For there the community and unity are observed in fact, through the co-eternity of the subsistences, and through their having the same essence and energy and will and concord of mind, and then being identical in authority and power and goodness— I do not say similar but identical— and then movement by one impulse.

For there is one essence, one goodness, one power, one will, one energy, one authority, one and the same, I repeat, not three resembling each other. But the three subsistences have one and the same movement. For each one of them is related as closely to the other as to itself: that is to say that the Father, the Son, and the Holy Spirit are one in all respects, save those of not being begotten, of birth and of procession.

But it is by thought that the difference is perceived. For we recognize one God: but only in the attributes of Fatherhood, Sonship, and Procession, both in respect of cause and effect and perfection of subsistence, that is, manner of existence, do we perceive difference.

For with reference to the uncircumscribed Deity we cannot speak of separation in space, as we can in our own case. For the subsistences dwell in one another, in no wise confused but cleaving together, according to the word of the Lord, I am in the father, and the father in Me (John 14:11): nor can one admit difference in will or judgment or energy or power or anything else whatsoever which may produce actual and absolute separation in our case.

Wherefore we do not speak of three Gods, the Father, the Son, and the Holy Spirit, but rather of one God, the holy Trinity, the Son and Spirit being referred to one cause , and not compounded or coalesced according to the synæresis of Sabellius.

For, as we said, they are made one not so as to commingle, but so as to cleave to each other, and they have their being in each other without any coalescence or commingling. Nor do the Son and the Spirit stand apart, nor are they sundered in essence according to the diæresis of Arias.

For the Deity is undivided among things divided, to put it concisely: and it is just like three suns cleaving to each other without separation and giving out light mingled and conjoined into one.
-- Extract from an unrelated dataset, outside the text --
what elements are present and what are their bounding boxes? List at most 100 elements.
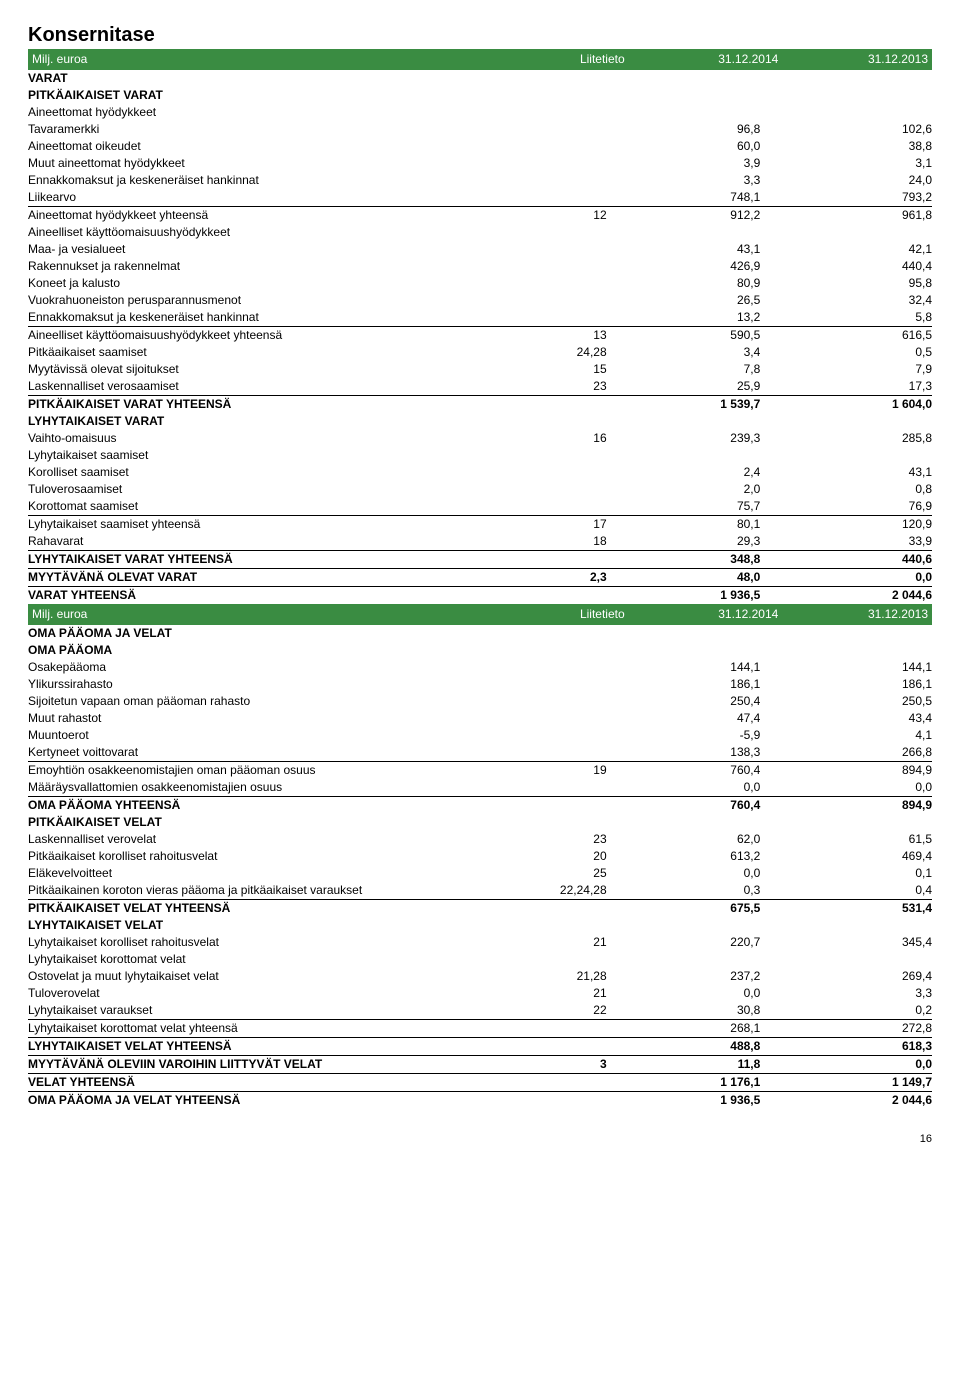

When, then, we turn our eyes to the Divinity, and the first cause and the sovereignty and the oneness and sameness, so to speak, of the movement and will of the Divinity, and the identity in essence and power and energy and lordship, what is seen by us is unity.

But when we look to those things in which the Divinity is, or, to put it more accurately, which are the Divinity, and those things which are in it through the first cause without time or distinction in glory or separation, that is to say, the subsistences of the Son and the Spirit, it seems to us a Trinity that we adore.

The Father is one Father, and without beginning, that is, without cause: for He is not derived from anything.

The Son is one Son, but not without beginning, that is, not without cause: for He is derived from the Father.

But if you eliminate the idea of a beginning from time, He is also without beginning: for the creator of times cannot be subject to time.

The Holy Spirit is one Spirit, going forth from the Father, not in the manner of Sonship but of procession; so that neither has the Father lost His property of being unbegotten because He has begotten, nor has the Son lost His property of being begotten because He was begotten of that which was unbegotten (for how could that be so?), nor does the Spirit change either into the Father or into the Son because He has proceeded and is God.

For a property is quite constant. For how could a property persist if it were variable, moveable, and could change into something else?

For if the Father is the Son, He is not strictly the Father: for there is strictly one Father. And if the Son is the Father, He is not strictly the Son: for there is strictly one Son and one Holy Spirit.

Further, it should be understood that we do not speak of the Father as derived from any one, but we speak of Him as the Father of the Son. And we do not speak of the Son as Cause or Father, but we speak of Him both as from the Father, and as the Son of the Father. And we speak likewise of the Holy Spirit as from the Father, and call Him the Spirit of the Father. And we do not speak of the Spirit as from the Son : but yet we call Him the Spirit of the Son.

For if any one has not the Spirit of Christ, he is none of His (Romans 8:9), says the divine apostle. And we confess that He is manifested and imparted to us through the Son. For He breathed upon His Disciples, says he, and said, Receive the Holy Spirit. (John 20:29)

It is just the same as in the case of the sun from which come both the ray and the radiance (for the sun itself is the source of both the ray and the radiance), and it is through the ray that the radiance is imparted to us, and it is the radiance itself by which we are lightened and in which we participate.

Further we do not speak of the Son of the Spirit, or of the Son as derived from the Spirit.